• Pris au piège, Cornered, Edward Dmytryk, 1945

    Pris au piège, Cornered, Edward Dmytryk, 1945 

    On ne peut pas dire qu’Edward Dmytryk soit un des maîtres du film noir. Ses productions dans le genre ont été trop souvent malmenées par des scénarios assez mal fagotés, c’est encore le cas avec Cornered. Cependant, ses films noirs sont exemplaires de l’esthétique du genre. C’est comme un concentré de toute la grammaire filmique qui s’est élaborée au fil des ans et qui va faire durablement école. De même, chez Dmytryk, les messages sont très souvent assenés brutalement avec la volonté didactique du militant qu’il était à l’époque.  Bien que la vedette soit Dick Powell, un homme très marqué à droite, anticommuniste virulent, c’est un film typique de la gauche radicale hollywoodienne. Edward Dmytryk, le réalisateur, Adrian Scott, le producteur, Morris Carnovsky et Luther Adler deux des acteurs se retrouveront sur la liste noire. Dmytryk, membre du parti communiste américain s’en tirera en dénonçant ses amis, ce qui lui permettra de travailler à nouveau[1]. Il était assez clair que dans le développement du genre et de son esthétique, ils étaient tout à fait conscients que le film noir était un élément déterminant de la critique sociale et qu’il renouvelait la culture américaine. Le film traite des séquelles de la Seconde guerre mondiale et d’une possibles renaissance du fascisme à l’échelle mondiale, c’est un appel à la vigilance. On trouve d’autres films dans ce style, par exemple Fallen sparrow de Richard Wallace où, comme dans Cornered le héros, incarné par John Garfield, est complètement traumatisé par la guerre et se trouve lui aussi aux prises avec un réseau de dangereux nazis qui rêvent de revanche. Notorious d’Hitchcock, tourné en 1946 traitera d’un thème très proche, à croire que les Américains étaient obsédés par la résurgence possible du nazisme à partir de nouvelles bases en Amérique du Sud[2]. Dans Somewhere in the night de Joseph L. Mankiewicz, tourné lui aussi en 1946, c’est encore l’histoire d’un soldat qui revient de la guerre mais qui a perdu la mémoire, encore un traumatisme crânien.
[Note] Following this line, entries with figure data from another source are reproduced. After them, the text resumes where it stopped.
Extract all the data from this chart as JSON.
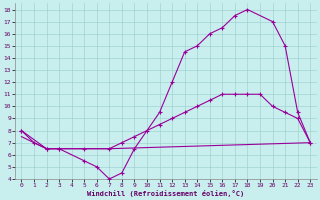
{
  "xlabel": "Windchill (Refroidissement éolien,°C)",
  "bg_color": "#c8eeee",
  "line_color": "#990099",
  "xlim": [
    -0.5,
    23.5
  ],
  "ylim": [
    4,
    18.5
  ],
  "xticks": [
    0,
    1,
    2,
    3,
    4,
    5,
    6,
    7,
    8,
    9,
    10,
    11,
    12,
    13,
    14,
    15,
    16,
    17,
    18,
    19,
    20,
    21,
    22,
    23
  ],
  "yticks": [
    4,
    5,
    6,
    7,
    8,
    9,
    10,
    11,
    12,
    13,
    14,
    15,
    16,
    17,
    18
  ],
  "series1_x": [
    0,
    1,
    2,
    3,
    5,
    6,
    7,
    8,
    9,
    11,
    12,
    13,
    14,
    15,
    16,
    17,
    18,
    20,
    21,
    22,
    23
  ],
  "series1_y": [
    8,
    7,
    6.5,
    6.5,
    5.5,
    5,
    4,
    4.5,
    6.5,
    9.5,
    12,
    14.5,
    15,
    16,
    16.5,
    17.5,
    18,
    17,
    15,
    9.5,
    7
  ],
  "series2_x": [
    0,
    2,
    3,
    5,
    7,
    8,
    9,
    10,
    11,
    12,
    13,
    14,
    15,
    16,
    17,
    18,
    19,
    20,
    21,
    22,
    23
  ],
  "series2_y": [
    8,
    6.5,
    6.5,
    6.5,
    6.5,
    7,
    7.5,
    8,
    8.5,
    9,
    9.5,
    10,
    10.5,
    11,
    11,
    11,
    11,
    10,
    9.5,
    9,
    7
  ],
  "series3_x": [
    0,
    2,
    3,
    4,
    5,
    7,
    23
  ],
  "series3_y": [
    7.5,
    6.5,
    6.5,
    6.5,
    6.5,
    6.5,
    7
  ]
}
C’est sans doute l’investigation dans cette filière qui a laissé croire que le film noir était aussi la conséquence de la Seconde guerre mondiale. Dans ces trois films, les héros sont malades, obsédés par leurs souvenirs, ou la perte d’un être cher. 

    Pris au piège, Cornered, Edward Dmytryk, 1945 

    Dans la France ravagée par la guerre Laurence cherche des détails sur la mort de sa femme 

    Laurence Gerard est un pilote de guerre canadien. Il vient d’être démobilisé à Londres. Il a une cicatrice qui lui barre le côté gauche de la tête. Il veut aller en France, essentiellement pour retrouver ceux qui ont été la cause de la mort de sa femme. On lui refuse cependant un passeport pour ce pays. Aussi traverse-t-il clandestinement la Manche pour rejoindre la France. Il traverse un pays ravagé par la guerre pour arriver jusqu’à son beau père qui l’aiguille sur un certain Jarnac. Mais celui-ci a été déclaré mort. Cependant il y a des doutes. A Marseille il va découvrir une autre piste qui va le mener à Berne. Là on apprend que la veuve de Jarnac a touché l’assurance et que depuis elle a disparu. Mais Laurence va s’apercevoir que la veuve de Jarnac s’est rendue en Argentine, à Buenos Aires. Dans cette ville, il va rencontrer le couple Camargo qui est un des suppôts du fascisme, mais aussi Santana et Dubois qui se font passer pour des fascistes, alors qu’ils sont en réalité des traqueurs de nazis. Laurence rencontre aussi la veuve Jarnac qui manifestement a peur. Il va la traquer pour qu’elle craque. Il est lui-même pris en charge par un étrange personnage, Melchior Incza, qui cherche à monnayer ses services, mais qui semble être aussi acoquiné avec le réseau nazi. Laurence lui fait croire qu’il possède un document qui prouve que Jarnac n’est pas mort. Incza va tuer un membre de la bande des traqueurs de nazis, ce qui vaudra à Laurence d’être inculpé par la police. Mais il va pouvoir faire la preuve qu’il n’était pas sur les lieux du crime, été qu’au contraire il était chez l’épouse de Camargo qui lui faisait du charme pour le retenir. Par Madeleine Jarnac, il va apprendre que celle-ci a une sœur. Mais comme elle est morte, Madeleine va finir par parler et désigner le bar Fortunella comme le lieu de rencontre de Jarnac. Laurence s’y rend. Mais il se fait piéger par Jarnac et ses hommes. Jarnac se méfie de Camargo, il élimine aussi Incza, et projette de tuer encore Laurence. Mais celui-ci dans un sursaut va sauter sur Jarnac et le massacrer à coups de poing. La police prévenue par Madeleine arrive sur les lieux post festum, elle constatera les dégâts, et les témoignages de Santana et Dubois seront sans doute suffisants pour que la police ne l’inquiète pas trop. 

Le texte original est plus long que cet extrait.